Wednesday, December 1, 2010

Elizabeth Gilbert, marriage and "Eat, Pray, Love"

I don't remember just how we got interested in "Eat, Pray, Love" by Elizabeth Gilbert.  She was a fairly accomplished writer before she wrote "Eat" but I think her earlier work was fiction.  Not that there is anything wrong with fiction but "Eat" is non-fiction, the true story of her rather sudden but deep aversion to her new marriage.  The three words in the title related to her experiences and emotions that went with them in a long trip to Italy, then to India and finally to Indonesia.  We very much enjoyed the book and wanted to see the movie based on it, starring Julia Roberts as Gilbert, despite hearing somewhat negative comments from reviewers.
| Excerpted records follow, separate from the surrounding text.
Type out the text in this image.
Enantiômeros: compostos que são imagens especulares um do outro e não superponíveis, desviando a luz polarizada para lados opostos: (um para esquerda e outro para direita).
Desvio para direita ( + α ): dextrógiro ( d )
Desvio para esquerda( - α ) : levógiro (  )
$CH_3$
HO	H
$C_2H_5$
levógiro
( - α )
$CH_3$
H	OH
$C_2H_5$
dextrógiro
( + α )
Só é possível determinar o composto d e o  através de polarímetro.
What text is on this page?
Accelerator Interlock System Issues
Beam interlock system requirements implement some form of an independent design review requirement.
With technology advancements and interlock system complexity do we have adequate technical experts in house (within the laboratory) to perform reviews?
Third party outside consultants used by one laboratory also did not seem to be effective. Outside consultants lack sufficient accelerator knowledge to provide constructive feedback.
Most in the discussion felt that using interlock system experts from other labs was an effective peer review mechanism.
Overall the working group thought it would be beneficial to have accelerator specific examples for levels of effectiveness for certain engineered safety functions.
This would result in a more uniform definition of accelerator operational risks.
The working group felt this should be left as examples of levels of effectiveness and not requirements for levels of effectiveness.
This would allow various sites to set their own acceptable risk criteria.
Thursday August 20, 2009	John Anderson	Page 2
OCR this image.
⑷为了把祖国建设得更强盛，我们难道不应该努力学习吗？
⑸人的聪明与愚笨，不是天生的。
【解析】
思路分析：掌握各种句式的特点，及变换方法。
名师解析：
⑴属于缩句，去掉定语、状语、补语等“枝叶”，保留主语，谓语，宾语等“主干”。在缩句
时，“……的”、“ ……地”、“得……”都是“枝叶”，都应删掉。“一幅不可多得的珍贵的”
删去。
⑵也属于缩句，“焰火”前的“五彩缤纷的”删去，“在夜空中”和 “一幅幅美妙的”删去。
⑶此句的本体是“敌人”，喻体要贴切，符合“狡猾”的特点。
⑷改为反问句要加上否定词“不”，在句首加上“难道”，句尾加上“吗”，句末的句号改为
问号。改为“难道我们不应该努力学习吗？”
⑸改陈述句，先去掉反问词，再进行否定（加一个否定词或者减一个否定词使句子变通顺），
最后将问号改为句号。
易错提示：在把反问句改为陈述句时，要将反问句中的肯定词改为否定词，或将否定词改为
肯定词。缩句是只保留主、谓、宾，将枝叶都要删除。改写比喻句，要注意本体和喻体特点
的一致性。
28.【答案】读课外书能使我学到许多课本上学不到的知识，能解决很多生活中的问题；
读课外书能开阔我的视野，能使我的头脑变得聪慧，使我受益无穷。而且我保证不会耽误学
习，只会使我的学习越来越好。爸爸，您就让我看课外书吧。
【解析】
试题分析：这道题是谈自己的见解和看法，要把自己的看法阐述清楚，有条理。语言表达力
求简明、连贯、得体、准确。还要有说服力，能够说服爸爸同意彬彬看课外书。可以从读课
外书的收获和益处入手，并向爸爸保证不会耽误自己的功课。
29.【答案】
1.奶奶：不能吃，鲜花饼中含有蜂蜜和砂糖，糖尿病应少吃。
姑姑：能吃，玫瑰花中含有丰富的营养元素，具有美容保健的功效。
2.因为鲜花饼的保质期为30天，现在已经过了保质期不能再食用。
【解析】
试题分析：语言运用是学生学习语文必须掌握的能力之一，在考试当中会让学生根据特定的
We watched the movie the other night.  I thought it was very good.  Gilbert is an excellent writer and I wondered how this book would do as a movie.  I have discussed book-into-movie with several classes and found that my take on the comparison is not typical of others.  To me, the one may inspire the other but they are very different things: print can easily describe thoughts and totally interior feelings while movies tend to be attempts to show things that represent if they can't actually show something important.  The story of "Eat" is essentially prelude to India, India and post-lude to India.  In the book, the writing about her India stay ranks among the best I have seen anywhere on the subject of meditation as a tool for self-discovery and self nourishment but this is the sort of internal topic that is very difficult to describe in words, much less depict externally in pictures and sequences of scenes. 

Because I was so taken with the book, I noticed when Gilbert published a later non-fiction book.  It is called "Committed" and is subtitled "A Skeptic Makes Peace with Marriage".  Our viewing of the movie of "Eat, Pray, Love" went hand in hand with a movie we saw the night before, called "Arranged", the story of two young Brooklyn women teachers, one conservative Jewish and the other strong Muslim, both headed into marriages arranged by their parents.  Between that movie, Gilbert's serious difficulties with marriage, and the review notes for her book on marriage, I found that the subject has lots of power and meaning for women worldwide that it normally lacks for most men.  I see that a woman's power and freedom can be enhanced or severely reduced by the nature of her marriage and her husband.  The notes on "Committed" say that Gilbert looks at marriage and its history, including aspects of marriage that I didn't know about, such as limited time marriage in medieval times and present-day Iran.
I will get to "Committed", which I have now, but I am enjoying re-reading the India section of "Eat, Pray, Love" first.